Client: Victorinox (Swiss Army brand sunglasses), Shelton, Conn.

Agency: Hill, Holliday, Connors, Cosmopulos, Boston

Creative Directors: Mike Sheehan, Dave Gardiner

Art Director: Tim Foley

Copywriter: Marty Donohue

A national print and outdoor advertising campaign for Swiss Army sunglasses positions the new high-end eyewear as the next essential piece of equipment from the makers of Swiss Army knives. ‘We were using the legacy of the Swiss Army knife, riding the coattails of that into the product launch,’ said Marty Donohue, the Hill, Holliday, Connors, Cosmopulos copywriter who helped create the campaign. One execution depicts a motorcade with the copy ‘American presidents have given our knives as gifts to emperors, kings and dignitaries. Now they’ve got a little something to offer their Secret Service pals.’ Another ad featuring military divers states ‘Navy Seals bring our knives on every one of their underwater missions.

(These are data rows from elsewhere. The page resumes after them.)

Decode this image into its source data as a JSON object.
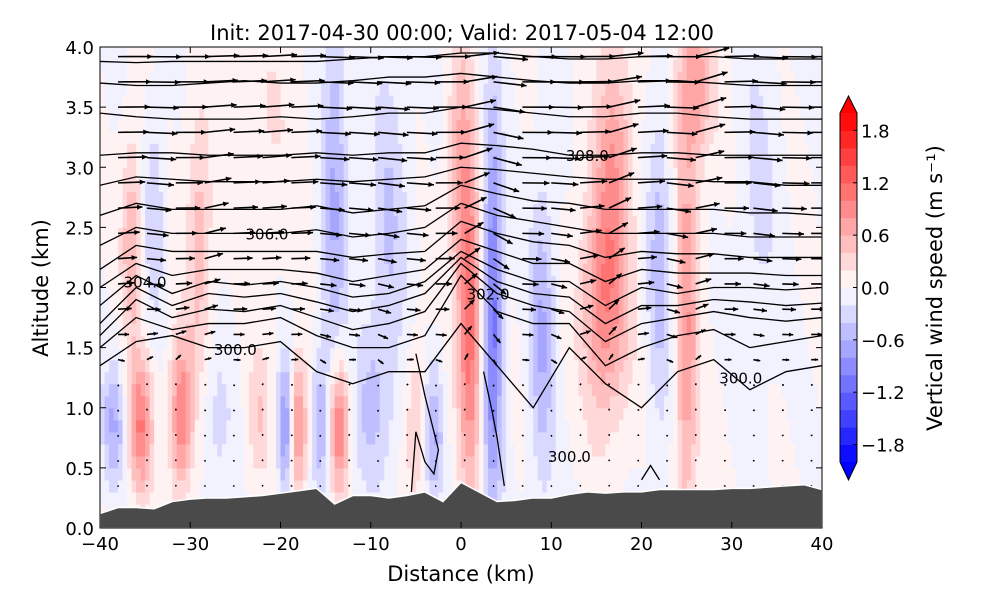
{
  "chart_data": {
    "type": "heatmap",
    "title": "Init: 2017-04-30 00:00; Valid: 2017-05-04 12:00",
    "xlabel": "Distance (km)",
    "ylabel": "Altitude (km)",
    "xlim": [
      -40,
      40
    ],
    "ylim": [
      0,
      4
    ],
    "xticks": [
      "−40",
      "−30",
      "−20",
      "−10",
      "0",
      "10",
      "20",
      "30",
      "40"
    ],
    "xtick_values": [
      -40,
      -30,
      -20,
      -10,
      0,
      10,
      20,
      30,
      40
    ],
    "yticks": [
      "0.0",
      "0.5",
      "1.0",
      "1.5",
      "2.0",
      "2.5",
      "3.0",
      "3.5",
      "4.0"
    ],
    "ytick_values": [
      0,
      0.5,
      1,
      1.5,
      2,
      2.5,
      3,
      3.5,
      4
    ],
    "colorbar": {
      "label": "Vertical wind speed (m s⁻¹)",
      "range": [
        -2.0,
        2.0
      ],
      "step": 0.2,
      "extend": "both",
      "ticks": [
        "−1.8",
        "−1.2",
        "−0.6",
        "0.0",
        "0.6",
        "1.2",
        "1.8"
      ],
      "tick_values": [
        -1.8,
        -1.2,
        -0.6,
        0,
        0.6,
        1.2,
        1.8
      ],
      "colormap": "bwr",
      "low_color": "#0000ff",
      "mid_color": "#ffffff",
      "high_color": "#ff0000"
    },
    "w_features": [
      {
        "x": -38.5,
        "z": 0.85,
        "sx": 0.9,
        "sz": 0.35,
        "w": -0.6
      },
      {
        "x": -35.5,
        "z": 0.85,
        "sx": 0.9,
        "sz": 0.4,
        "w": 1.0
      },
      {
        "x": -31,
        "z": 0.95,
        "sx": 0.9,
        "sz": 0.45,
        "w": 1.0
      },
      {
        "x": -27,
        "z": 0.9,
        "sx": 1.2,
        "sz": 0.4,
        "w": -0.3
      },
      {
        "x": -22.5,
        "z": 0.9,
        "sx": 0.9,
        "sz": 0.4,
        "w": 0.4
      },
      {
        "x": -19.5,
        "z": 0.85,
        "sx": 0.6,
        "sz": 0.4,
        "w": -0.9
      },
      {
        "x": -18,
        "z": 0.85,
        "sx": 0.7,
        "sz": 0.4,
        "w": 0.9
      },
      {
        "x": -15.5,
        "z": 0.9,
        "sx": 0.7,
        "sz": 0.4,
        "w": -0.6
      },
      {
        "x": -13.5,
        "z": 0.85,
        "sx": 0.8,
        "sz": 0.4,
        "w": 1.1
      },
      {
        "x": -10,
        "z": 1.0,
        "sx": 1.5,
        "sz": 0.5,
        "w": -0.4
      },
      {
        "x": -5,
        "z": 0.9,
        "sx": 0.8,
        "sz": 0.5,
        "w": 0.4
      },
      {
        "x": -3,
        "z": 0.8,
        "sx": 0.8,
        "sz": 0.4,
        "w": -0.6
      },
      {
        "x": 1,
        "z": 1.6,
        "sx": 0.9,
        "sz": 0.9,
        "w": 1.1
      },
      {
        "x": 3.5,
        "z": 1.8,
        "sx": 0.8,
        "sz": 1.2,
        "w": -1.1
      },
      {
        "x": 9,
        "z": 1.6,
        "sx": 1.0,
        "sz": 0.9,
        "w": -0.6
      },
      {
        "x": 16,
        "z": 1.9,
        "sx": 1.8,
        "sz": 0.7,
        "w": 1.0
      },
      {
        "x": 22,
        "z": 2.2,
        "sx": 1.0,
        "sz": 1.0,
        "w": -0.5
      },
      {
        "x": 25,
        "z": 1.6,
        "sx": 0.9,
        "sz": 1.2,
        "w": 0.8
      },
      {
        "x": -36.5,
        "z": 2.4,
        "sx": 0.8,
        "sz": 0.6,
        "w": 0.6
      },
      {
        "x": -34,
        "z": 2.6,
        "sx": 0.8,
        "sz": 0.6,
        "w": -0.4
      },
      {
        "x": -29,
        "z": 2.4,
        "sx": 1.0,
        "sz": 0.8,
        "w": 0.5
      },
      {
        "x": -14,
        "z": 2.8,
        "sx": 1.0,
        "sz": 1.2,
        "w": -0.6
      },
      {
        "x": -8,
        "z": 2.5,
        "sx": 1.5,
        "sz": 1.0,
        "w": -0.4
      },
      {
        "x": 0,
        "z": 3.0,
        "sx": 1.0,
        "sz": 0.8,
        "w": 0.6
      },
      {
        "x": 17,
        "z": 3.2,
        "sx": 1.5,
        "sz": 0.6,
        "w": 0.6
      },
      {
        "x": 26,
        "z": 3.7,
        "sx": 1.5,
        "sz": 0.5,
        "w": 0.7
      },
      {
        "x": 33,
        "z": 2.8,
        "sx": 1.5,
        "sz": 1.0,
        "w": -0.25
      },
      {
        "x": -22,
        "z": 3.3,
        "sx": 3.0,
        "sz": 0.8,
        "w": 0.2
      }
    ],
    "terrain_x": [
      -40,
      -38,
      -36,
      -34,
      -32,
      -30,
      -28,
      -26,
      -24,
      -22,
      -20,
      -18,
      -16,
      -14,
      -12,
      -10,
      -8,
      -6,
      -4,
      -2,
      0,
      2,
      4,
      6,
      8,
      10,
      12,
      14,
      16,
      18,
      20,
      22,
      24,
      26,
      28,
      30,
      32,
      34,
      36,
      38,
      40
    ],
    "terrain_z": [
      0.12,
      0.17,
      0.17,
      0.16,
      0.22,
      0.24,
      0.25,
      0.25,
      0.26,
      0.27,
      0.29,
      0.31,
      0.33,
      0.2,
      0.27,
      0.27,
      0.25,
      0.27,
      0.3,
      0.22,
      0.38,
      0.3,
      0.22,
      0.23,
      0.25,
      0.25,
      0.28,
      0.3,
      0.29,
      0.3,
      0.3,
      0.32,
      0.32,
      0.32,
      0.32,
      0.33,
      0.33,
      0.34,
      0.35,
      0.36,
      0.32
    ],
    "theta_contour_x": [
      -40,
      -36,
      -32,
      -28,
      -24,
      -20,
      -16,
      -12,
      -8,
      -4,
      0,
      4,
      8,
      12,
      16,
      20,
      24,
      28,
      32,
      36,
      40
    ],
    "theta_contours_z": [
      [
        1.35,
        1.55,
        1.6,
        1.5,
        1.5,
        1.55,
        1.3,
        1.2,
        1.3,
        1.3,
        1.7,
        1.35,
        1.0,
        1.5,
        1.2,
        1.0,
        1.3,
        1.4,
        1.15,
        1.3,
        1.35
      ],
      [
        1.5,
        1.75,
        1.65,
        1.7,
        1.7,
        1.75,
        1.6,
        1.5,
        1.5,
        1.6,
        2.1,
        1.8,
        1.7,
        1.7,
        1.35,
        1.5,
        1.6,
        1.65,
        1.5,
        1.55,
        1.6
      ],
      [
        1.6,
        1.9,
        1.75,
        1.82,
        1.8,
        1.85,
        1.75,
        1.65,
        1.7,
        1.8,
        2.2,
        1.95,
        1.85,
        1.8,
        1.55,
        1.7,
        1.75,
        1.8,
        1.75,
        1.72,
        1.75
      ],
      [
        1.7,
        2.0,
        1.85,
        1.95,
        1.92,
        1.95,
        1.88,
        1.8,
        1.85,
        1.95,
        2.25,
        2.05,
        1.95,
        1.92,
        1.7,
        1.85,
        1.85,
        1.9,
        1.88,
        1.85,
        1.87
      ],
      [
        1.85,
        2.1,
        1.95,
        2.05,
        2.02,
        2.05,
        2.0,
        1.92,
        1.95,
        2.05,
        2.3,
        2.15,
        2.05,
        2.05,
        1.85,
        2.0,
        1.95,
        2.0,
        2.0,
        1.98,
        2.0
      ],
      [
        2.0,
        2.2,
        2.1,
        2.15,
        2.15,
        2.15,
        2.12,
        2.05,
        2.1,
        2.15,
        2.4,
        2.3,
        2.2,
        2.2,
        2.05,
        2.15,
        2.12,
        2.12,
        2.12,
        2.1,
        2.1
      ],
      [
        2.15,
        2.35,
        2.3,
        2.3,
        2.3,
        2.3,
        2.3,
        2.25,
        2.28,
        2.3,
        2.55,
        2.45,
        2.38,
        2.35,
        2.25,
        2.3,
        2.28,
        2.28,
        2.25,
        2.25,
        2.25
      ],
      [
        2.35,
        2.5,
        2.45,
        2.45,
        2.45,
        2.45,
        2.48,
        2.42,
        2.45,
        2.5,
        2.7,
        2.6,
        2.55,
        2.5,
        2.45,
        2.45,
        2.45,
        2.45,
        2.42,
        2.42,
        2.42
      ],
      [
        2.6,
        2.7,
        2.65,
        2.65,
        2.65,
        2.65,
        2.68,
        2.62,
        2.65,
        2.68,
        2.85,
        2.78,
        2.72,
        2.7,
        2.65,
        2.65,
        2.65,
        2.65,
        2.62,
        2.62,
        2.6
      ],
      [
        2.85,
        2.92,
        2.9,
        2.88,
        2.88,
        2.88,
        2.9,
        2.88,
        2.9,
        2.92,
        3.0,
        2.98,
        2.95,
        2.92,
        2.9,
        2.9,
        2.9,
        2.88,
        2.88,
        2.85,
        2.85
      ],
      [
        3.1,
        3.12,
        3.12,
        3.1,
        3.1,
        3.1,
        3.12,
        3.1,
        3.12,
        3.12,
        3.2,
        3.18,
        3.15,
        3.1,
        3.1,
        3.12,
        3.12,
        3.1,
        3.1,
        3.1,
        3.1
      ],
      [
        3.45,
        3.42,
        3.4,
        3.4,
        3.4,
        3.42,
        3.4,
        3.42,
        3.45,
        3.45,
        3.5,
        3.48,
        3.45,
        3.42,
        3.42,
        3.45,
        3.45,
        3.42,
        3.4,
        3.4,
        3.4
      ],
      [
        3.7,
        3.68,
        3.68,
        3.7,
        3.72,
        3.7,
        3.7,
        3.72,
        3.75,
        3.75,
        3.78,
        3.75,
        3.72,
        3.7,
        3.7,
        3.72,
        3.72,
        3.7,
        3.68,
        3.68,
        3.68
      ],
      [
        3.88,
        3.87,
        3.88,
        3.88,
        3.88,
        3.88,
        3.88,
        3.9,
        3.92,
        3.92,
        3.95,
        3.95,
        3.92,
        3.9,
        3.9,
        3.92,
        3.92,
        3.92,
        3.9,
        3.9,
        3.9
      ]
    ],
    "theta_low_contours": [
      [
        [
          -5,
          1.45
        ],
        [
          -4,
          1.1
        ],
        [
          -2.5,
          0.65
        ],
        [
          -3,
          0.45
        ],
        [
          -4,
          0.55
        ],
        [
          -5,
          0.8
        ],
        [
          -5.5,
          0.3
        ]
      ],
      [
        [
          2.5,
          1.3
        ],
        [
          3.5,
          0.95
        ],
        [
          4,
          0.75
        ],
        [
          4.8,
          0.35
        ]
      ],
      [
        [
          20,
          0.4
        ],
        [
          21,
          0.52
        ],
        [
          22,
          0.4
        ]
      ]
    ],
    "contour_labels": [
      {
        "text": "308.0",
        "x": 14,
        "z": 3.1
      },
      {
        "text": "306.0",
        "x": -21.5,
        "z": 2.45
      },
      {
        "text": "304.0",
        "x": -35,
        "z": 2.05
      },
      {
        "text": "302.0",
        "x": 3,
        "z": 1.95
      },
      {
        "text": "300.0",
        "x": -25,
        "z": 1.49
      },
      {
        "text": "300.0",
        "x": 31,
        "z": 1.25
      },
      {
        "text": "300.0",
        "x": 12,
        "z": 0.6
      }
    ],
    "wind_profile_z": [
      0.3,
      1.2,
      1.5,
      2.0,
      2.5,
      3.0,
      3.5,
      4.0
    ],
    "wind_profile_u": [
      0.3,
      0.5,
      3,
      5,
      7,
      9,
      10,
      11
    ]
  }
}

Now they’ll be equipped to hit the beaches, too.’ Each ad in the series includes a product shot and closes with the tagline ‘Shield Your Eyes.’ The campaign is Hill, Holliday’s first work for the client since it won the assignment last year. Ads will run this year in Men’s Health, Rolling Stone, Wired and elsewhere. Billboards and bus shelter posters with similar themes will also be rolled out nationwide. The client plans to spend about $3.5 million on advertisements to support the product launch, Donohue said.–David Gianatasio


Client: Mothers Against Drunk Driving, Woodbridge, Conn.

Agency: Pagano Schenck & Kay, Boston Creative Director: Woody Kay

Art Director: Carla Mooney Copywriter: Dylan Lee Editor: Tim Kane

Spray graffiti and you could get tossed in jail for six months. Drink, drive and kill someone and you may get sent home with a slap on the wrist. A Pagano Schenck & Kay employee experienced this first-hand after losing a family member to a drunken-driving accident. That galvanized staffers at the Boston agency to create a pro bono campaign for the Connecticut chapter of Mothers Against Drunk Driving. Print and outdoor advertisements, designed to look like roadside signs, compare the lenient sentences sometimes given drunken drivers with the stiffer penalties assigned infractions such as walking on the grass, shoplifting and not curbing a dog. ‘We were struck by how light the sentences were for the convicted drivers,’ explained principal Woody Kay. ‘They were

really trivializing the whole act.’ One advertisement captures the inequity with the headline ‘NO GRAFFITI.’ The body copy continues: ‘Convicted persons may serve six months in jail. That’s two months more than what a drunk driver served after smashing her car into 14-year-old Eric Zimmerman. Eric’s head was pierced by a chain-link fence, which killed him.’ The tagline is ‘It’s a serious crime. Let’s treat it that way.’ Said art director Carla Mooney: ‘We wanted to help the families see justice.’ She added, ‘By comparing a very petty crime to a serious one, we made the message very powerful and shocking.’ In addition to the print executions, the campaign includes a television commercial and billboards. Later this year, the organization intends to introduce the campaign nationally.